Por Equipo de Vivenciar.
La ansiedad a menudo surge de la sensación de que debemos mantener todo bajo control. Planificar cada detalle, anticipar todos los problemas y prever cada resultado parece ser una forma de protegerse de lo inesperado. Sin embargo, la vida rara vez sigue exactamente los caminos que imaginamos. Cuando la mente intenta controlar lo que está más allá de nuestro alcance, el resultado suele ser una mayor tensión, preocupación constante y la sensación de que nunca es posible relajarse de verdad.
Aprender a convivir con la incertidumbre es un desafío, especialmente para quienes padecen ansiedad.
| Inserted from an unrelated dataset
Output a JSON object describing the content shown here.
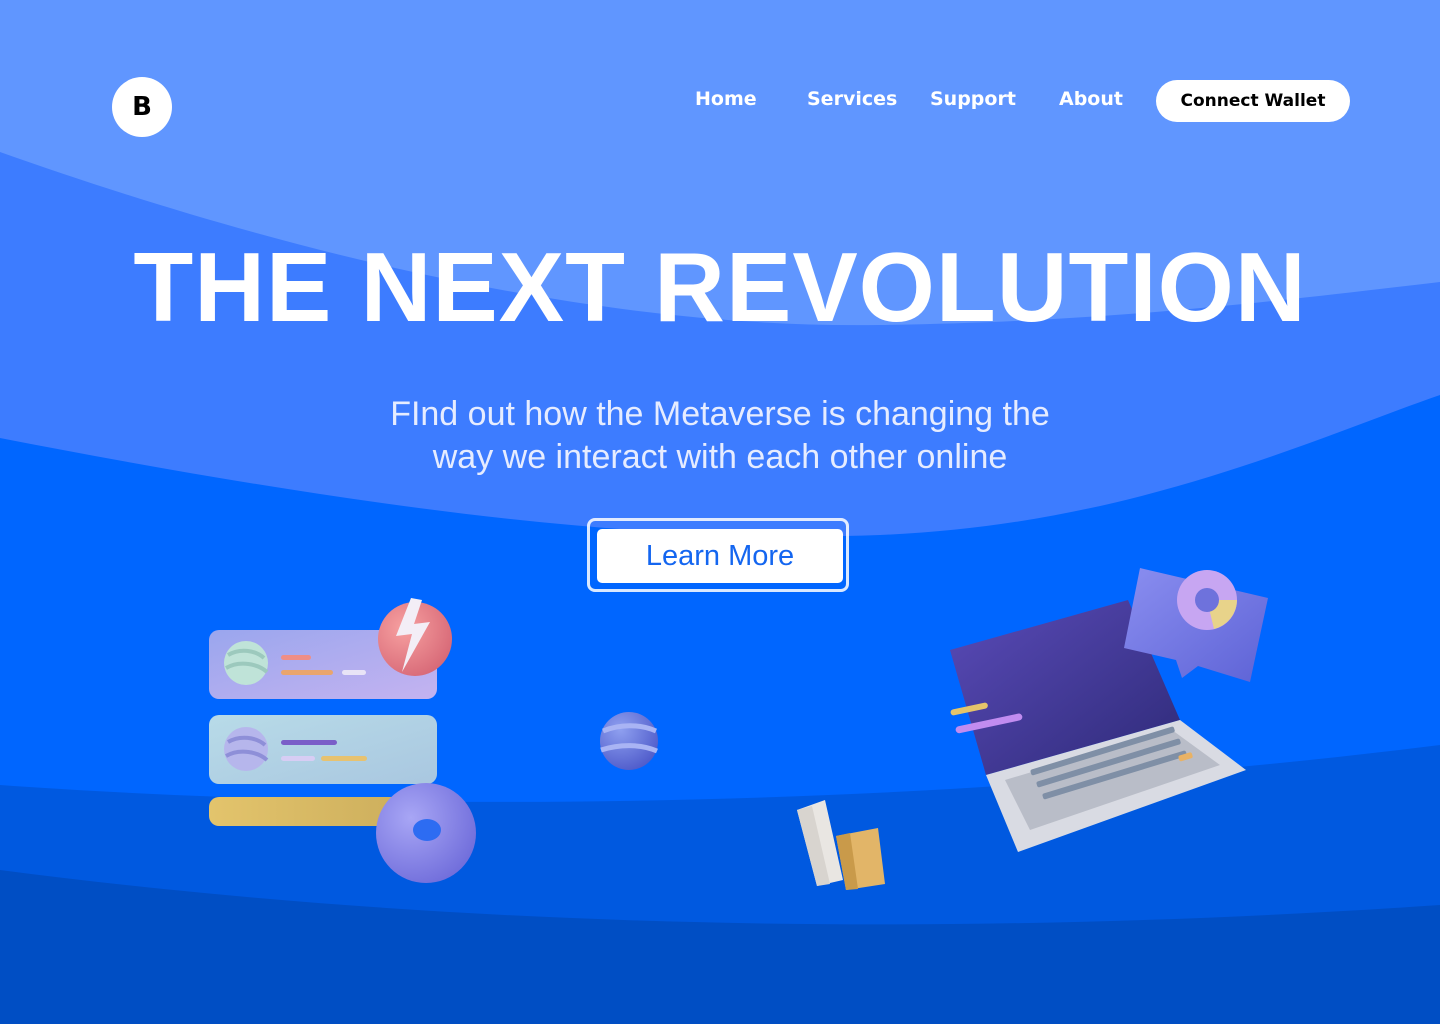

No siempre es sencillo aceptar que algunas respuestas llegarán únicamente con el tiempo. Sin embargo, reconocer que no todo depende de nosotros puede ser un paso crucial para aliviar el peso que llevamos a diario. La vida no necesita ser completamente predecible para que podamos avanzar con seguridad.
A medida que se permite soltar un poco las riendas, se puede abrir espacio para una mayor ligereza. Confiar en el propio proceso, respetar los límites y aceptar lo que no se puede controlar son actitudes que contribuyen a transformar la relación con la ansiedad, haciendo el camino más humano y viable.
Soltar el control también es un acto de fe. No significa dejar de intentarlo, sino reconocer que hay un Dios que sostiene lo que nosotros no podemos. Él no nos pide tener todo resuelto, sino confiar en su cuidado aun en medio de la incertidumbre.
“Depositen en Él toda ansiedad, porque Él cuida de ustedes” (1 Pedro 5:7).
Cuando dejamos de cargar con todo y aprendemos a confiar, el corazón encuentra descanso.
Y en ese descanso, comienza una paz que no depende de tener el control, sino de saber en quién confiamos.